March 8, 2002
Information brokers who allegedly used deception to obtain consumers' confidential financial information have agreed to settle Federal Trade Commission charges that their practices violated federal law. The settlements bar the operators from obtaining or hiring others to obtain consumers' financial information through illegal means or by hiring or contracting with others who use illegal methods to obtain consumers' financial information. The settlements also require that the defendants give up the money they made in the illegal scheme.
In April 2001, the FTC filed suit in three U. S. District Courts to halt the operations of information brokers who allegedly used false pretenses, fraudulent statements, or impersonation to illegally obtain consumers' confidential financial information - such as bank balances - and sell it.
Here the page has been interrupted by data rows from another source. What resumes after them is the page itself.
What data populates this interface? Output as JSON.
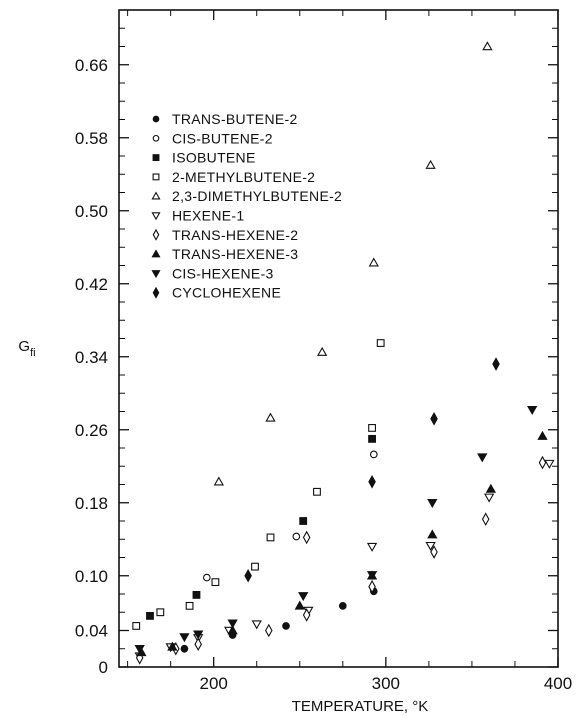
{
  "chart_data": {
    "type": "scatter",
    "xlabel": "TEMPERATURE, °K",
    "ylabel": "G",
    "ylabel_sub": "fi",
    "xlim": [
      145,
      400
    ],
    "ylim": [
      0,
      0.72
    ],
    "x_ticks": [
      {
        "value": 200,
        "label": "200"
      },
      {
        "value": 300,
        "label": "300"
      },
      {
        "value": 400,
        "label": "400"
      }
    ],
    "x_minor_ticks": [
      150,
      175,
      225,
      250,
      275,
      325,
      350,
      375
    ],
    "y_ticks": [
      {
        "value": 0,
        "label": "0"
      },
      {
        "value": 0.04,
        "label": "0.04"
      },
      {
        "value": 0.1,
        "label": "0.10"
      },
      {
        "value": 0.18,
        "label": "0.18"
      },
      {
        "value": 0.26,
        "label": "0.26"
      },
      {
        "value": 0.34,
        "label": "0.34"
      },
      {
        "value": 0.42,
        "label": "0.42"
      },
      {
        "value": 0.5,
        "label": "0.50"
      },
      {
        "value": 0.58,
        "label": "0.58"
      },
      {
        "value": 0.66,
        "label": "0.66"
      }
    ],
    "y_minor_ticks": [
      0.02,
      0.06,
      0.08,
      0.12,
      0.14,
      0.16,
      0.2,
      0.22,
      0.24,
      0.28,
      0.3,
      0.32,
      0.36,
      0.38,
      0.4,
      0.44,
      0.46,
      0.48,
      0.52,
      0.54,
      0.56,
      0.6,
      0.62,
      0.64,
      0.68,
      0.7
    ],
    "grid": false,
    "legend_position": "upper-left",
    "series": [
      {
        "name": "TRANS-BUTENE-2",
        "marker": "circle-filled",
        "points": [
          [
            183,
            0.02
          ],
          [
            211,
            0.035
          ],
          [
            242,
            0.045
          ],
          [
            275,
            0.067
          ],
          [
            293,
            0.083
          ]
        ]
      },
      {
        "name": "CIS-BUTENE-2",
        "marker": "circle-open",
        "points": [
          [
            196,
            0.098
          ],
          [
            248,
            0.143
          ],
          [
            293,
            0.233
          ]
        ]
      },
      {
        "name": "ISOBUTENE",
        "marker": "square-filled",
        "points": [
          [
            163,
            0.056
          ],
          [
            190,
            0.079
          ],
          [
            252,
            0.16
          ],
          [
            292,
            0.25
          ]
        ]
      },
      {
        "name": "2-METHYLBUTENE-2",
        "marker": "square-open",
        "points": [
          [
            155,
            0.045
          ],
          [
            169,
            0.06
          ],
          [
            186,
            0.067
          ],
          [
            201,
            0.093
          ],
          [
            224,
            0.11
          ],
          [
            233,
            0.142
          ],
          [
            260,
            0.192
          ],
          [
            292,
            0.262
          ],
          [
            297,
            0.355
          ]
        ]
      },
      {
        "name": "2,3-DIMETHYLBUTENE-2",
        "marker": "triangle-up-open",
        "points": [
          [
            203,
            0.203
          ],
          [
            233,
            0.273
          ],
          [
            263,
            0.345
          ],
          [
            293,
            0.443
          ],
          [
            326,
            0.55
          ],
          [
            359,
            0.68
          ]
        ]
      },
      {
        "name": "HEXENE-1",
        "marker": "triangle-down-open",
        "points": [
          [
            157,
            0.012
          ],
          [
            175,
            0.022
          ],
          [
            191,
            0.032
          ],
          [
            209,
            0.04
          ],
          [
            225,
            0.047
          ],
          [
            255,
            0.062
          ],
          [
            292,
            0.132
          ],
          [
            326,
            0.133
          ],
          [
            360,
            0.186
          ],
          [
            395,
            0.223
          ]
        ]
      },
      {
        "name": "TRANS-HEXENE-2",
        "marker": "diamond-open",
        "points": [
          [
            157,
            0.01
          ],
          [
            178,
            0.02
          ],
          [
            191,
            0.025
          ],
          [
            232,
            0.04
          ],
          [
            254,
            0.057
          ],
          [
            254,
            0.142
          ],
          [
            292,
            0.088
          ],
          [
            328,
            0.126
          ],
          [
            358,
            0.162
          ],
          [
            391,
            0.224
          ]
        ]
      },
      {
        "name": "TRANS-HEXENE-3",
        "marker": "triangle-up-filled",
        "points": [
          [
            158,
            0.016
          ],
          [
            176,
            0.022
          ],
          [
            211,
            0.04
          ],
          [
            250,
            0.067
          ],
          [
            292,
            0.1
          ],
          [
            327,
            0.145
          ],
          [
            361,
            0.195
          ],
          [
            391,
            0.253
          ]
        ]
      },
      {
        "name": "CIS-HEXENE-3",
        "marker": "triangle-down-filled",
        "points": [
          [
            157,
            0.02
          ],
          [
            183,
            0.033
          ],
          [
            191,
            0.036
          ],
          [
            211,
            0.048
          ],
          [
            252,
            0.078
          ],
          [
            292,
            0.101
          ],
          [
            327,
            0.18
          ],
          [
            356,
            0.23
          ],
          [
            385,
            0.282
          ]
        ]
      },
      {
        "name": "CYCLOHEXENE",
        "marker": "diamond-filled",
        "points": [
          [
            220,
            0.1
          ],
          [
            292,
            0.203
          ],
          [
            328,
            0.272
          ],
          [
            364,
            0.332
          ]
        ]
      }
    ]
  }
}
The practice of obtaining consumers' private financial information under false pretenses is known as "pretexting." The Gramm-Leach-Bliley Act specifically outlaws pretexting and soliciting others to pretext.
"Pretexting, like that alleged in these cases, undermines consumers' basic expectation of confidentiality in their financial information," said J. Howard Beales, III, Director of the FTC's Bureau of Consumer Protection. "The clients of pretexters are often law firms and other businesses. These buyers should beware because knowingly obtaining pretexted information is illegal as well."
In documents filed with the courts, the FTC charged that the defendants maintained Web sites where they advertised that they could obtain non-public, confidential, financial information -- including such things as checking and savings account numbers and balances, stock, bond and mutual fund accounts and safe deposit box locations -- for fees ranging from $100 to $600, depending on the information sought. In sting operations set up by the FTC in cooperation with local banks, investigators established dummy bank accounts in the names of cooperating witnesses and then called defendants posing as purchasers of the defendants' pretexting services. In the three cases, an FTC investigator posed as a consumer seeking account balance information on her fiancé's checking account. The investigator provided limited information about her "fiancé's" account to the defendants. The defendants or persons they hired called the bank, identifying themselves by the name of the supposed "fiancé," and asked to check his balance. The defendants later provided the account balance information to the FTC investigator. The FTC asked the courts to halt the illegal practices permanently, freeze the defendants' assets pending trial, and order them to give up their ill-gotten gains. The courts temporarily enjoined the defendants from continuing the illegal practices and imposed partial freezes of their assets pending trial. The settlements announced today resolve those court cases.